The rough hip-check Europe received in the Danish capital in December, sidelining the bloc during the eleventh-hour huddle between major powers that produced the Copenhagen Accord, has produced a wave of despondency and cynicism amongst Brussels politicians, green lobbyists, and analysts – and carbon traders across the continent to boot. They’re all having a crack at how poorly the EU played its hand during climate negotiations.

For the last three years, if it hasn’t been the institutional reform of the Lisbon Treaty, it’s been the bloc’s obsession with climate change that has dominated the EU agenda.

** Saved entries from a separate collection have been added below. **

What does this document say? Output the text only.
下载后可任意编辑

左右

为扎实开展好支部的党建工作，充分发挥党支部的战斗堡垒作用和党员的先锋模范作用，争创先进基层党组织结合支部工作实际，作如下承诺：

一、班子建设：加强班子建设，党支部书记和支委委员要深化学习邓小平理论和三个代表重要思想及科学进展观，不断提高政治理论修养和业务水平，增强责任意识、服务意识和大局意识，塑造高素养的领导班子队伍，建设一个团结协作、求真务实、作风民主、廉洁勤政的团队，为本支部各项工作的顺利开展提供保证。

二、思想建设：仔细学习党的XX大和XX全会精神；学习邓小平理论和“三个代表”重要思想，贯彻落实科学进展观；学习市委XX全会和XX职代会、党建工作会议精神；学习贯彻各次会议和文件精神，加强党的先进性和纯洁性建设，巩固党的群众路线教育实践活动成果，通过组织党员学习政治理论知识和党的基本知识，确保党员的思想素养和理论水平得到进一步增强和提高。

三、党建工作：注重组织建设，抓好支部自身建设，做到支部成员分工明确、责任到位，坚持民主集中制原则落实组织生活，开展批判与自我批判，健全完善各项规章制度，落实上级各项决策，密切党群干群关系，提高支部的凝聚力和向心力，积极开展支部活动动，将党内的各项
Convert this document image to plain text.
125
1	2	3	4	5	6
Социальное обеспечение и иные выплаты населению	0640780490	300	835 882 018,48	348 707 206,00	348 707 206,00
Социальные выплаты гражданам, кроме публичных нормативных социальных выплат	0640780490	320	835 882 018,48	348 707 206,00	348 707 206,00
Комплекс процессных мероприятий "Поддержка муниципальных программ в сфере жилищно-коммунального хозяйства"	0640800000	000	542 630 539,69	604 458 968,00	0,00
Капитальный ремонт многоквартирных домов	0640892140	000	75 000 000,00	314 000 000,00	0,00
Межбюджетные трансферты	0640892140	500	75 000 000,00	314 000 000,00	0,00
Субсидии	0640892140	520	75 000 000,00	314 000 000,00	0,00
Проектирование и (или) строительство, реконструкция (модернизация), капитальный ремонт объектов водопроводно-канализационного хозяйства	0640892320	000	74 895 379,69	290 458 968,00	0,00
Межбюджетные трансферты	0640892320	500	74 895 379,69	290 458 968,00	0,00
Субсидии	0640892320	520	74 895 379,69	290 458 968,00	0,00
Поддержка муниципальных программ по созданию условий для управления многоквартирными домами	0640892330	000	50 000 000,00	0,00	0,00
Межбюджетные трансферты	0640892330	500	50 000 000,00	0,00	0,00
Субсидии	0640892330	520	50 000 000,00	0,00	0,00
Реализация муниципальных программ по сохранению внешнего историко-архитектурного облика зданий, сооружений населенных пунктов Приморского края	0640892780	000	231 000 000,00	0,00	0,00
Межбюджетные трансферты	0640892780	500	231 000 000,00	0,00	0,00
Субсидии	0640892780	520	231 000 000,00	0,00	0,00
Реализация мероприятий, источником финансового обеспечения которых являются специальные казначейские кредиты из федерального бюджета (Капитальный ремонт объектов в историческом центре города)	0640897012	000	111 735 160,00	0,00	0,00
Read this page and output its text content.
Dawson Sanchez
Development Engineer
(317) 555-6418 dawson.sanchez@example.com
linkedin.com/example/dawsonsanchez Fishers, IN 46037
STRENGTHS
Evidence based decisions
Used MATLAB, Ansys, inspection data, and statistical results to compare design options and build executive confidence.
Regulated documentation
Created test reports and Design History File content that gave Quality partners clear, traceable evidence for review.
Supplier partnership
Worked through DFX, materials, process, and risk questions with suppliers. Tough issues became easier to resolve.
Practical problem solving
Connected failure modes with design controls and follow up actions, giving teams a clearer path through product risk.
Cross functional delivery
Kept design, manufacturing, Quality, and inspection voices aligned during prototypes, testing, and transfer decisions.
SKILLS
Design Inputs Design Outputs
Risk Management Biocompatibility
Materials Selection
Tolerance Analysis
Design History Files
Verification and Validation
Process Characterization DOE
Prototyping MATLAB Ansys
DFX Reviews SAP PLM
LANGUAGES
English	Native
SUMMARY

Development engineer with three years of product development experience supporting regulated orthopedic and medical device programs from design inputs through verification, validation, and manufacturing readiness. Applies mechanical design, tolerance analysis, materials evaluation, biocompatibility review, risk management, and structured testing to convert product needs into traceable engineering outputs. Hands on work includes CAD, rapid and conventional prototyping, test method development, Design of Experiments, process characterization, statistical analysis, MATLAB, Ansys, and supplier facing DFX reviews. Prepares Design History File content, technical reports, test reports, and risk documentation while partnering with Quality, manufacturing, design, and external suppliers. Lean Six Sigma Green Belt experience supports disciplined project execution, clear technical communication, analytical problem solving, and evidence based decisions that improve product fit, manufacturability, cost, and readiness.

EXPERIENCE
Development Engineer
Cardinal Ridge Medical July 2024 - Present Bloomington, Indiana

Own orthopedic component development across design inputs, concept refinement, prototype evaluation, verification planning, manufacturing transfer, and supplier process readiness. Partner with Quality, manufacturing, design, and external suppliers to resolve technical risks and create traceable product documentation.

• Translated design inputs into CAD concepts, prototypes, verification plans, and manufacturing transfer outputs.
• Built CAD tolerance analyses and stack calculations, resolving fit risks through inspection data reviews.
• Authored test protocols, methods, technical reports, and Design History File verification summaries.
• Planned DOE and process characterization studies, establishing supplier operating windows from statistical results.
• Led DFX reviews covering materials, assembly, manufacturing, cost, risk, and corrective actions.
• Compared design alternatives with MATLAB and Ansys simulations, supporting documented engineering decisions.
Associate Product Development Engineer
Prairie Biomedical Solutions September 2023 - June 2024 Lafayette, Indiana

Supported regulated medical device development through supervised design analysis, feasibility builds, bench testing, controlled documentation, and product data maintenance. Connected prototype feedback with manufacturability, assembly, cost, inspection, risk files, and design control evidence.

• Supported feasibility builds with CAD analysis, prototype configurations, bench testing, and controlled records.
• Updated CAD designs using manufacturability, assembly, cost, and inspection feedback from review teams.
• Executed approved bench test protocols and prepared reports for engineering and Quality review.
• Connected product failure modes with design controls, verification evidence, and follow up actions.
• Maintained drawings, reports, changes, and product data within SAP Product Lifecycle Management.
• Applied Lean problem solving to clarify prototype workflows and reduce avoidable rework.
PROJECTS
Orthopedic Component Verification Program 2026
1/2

Even if the EU is well off the at least 40 percent cut in emissions that science demands if we are to avoid catastrophic climate change, it remains the case that as a result of its 2008 climate and energy package, Europe remains the most advanced rich-country power on the planet in terms of its binding CO2 reduction commitment.

With its climate boy-scout badge afixed to its sleeve, Brussels headed off to Camp Copenhagen expecting at least to see its self-proclaimed leadership reflected in winning something along the lines of a broad commitment from other powers to at least a 20-percent cut in carbon emissions below 1990 levels by 2020.

But in the end, the EU ended up the goody-two-shoes pupil who’s top of the class, but yet, when he invites all the other kids over for a party, glumly watches as they end up playing among each other instead of with him.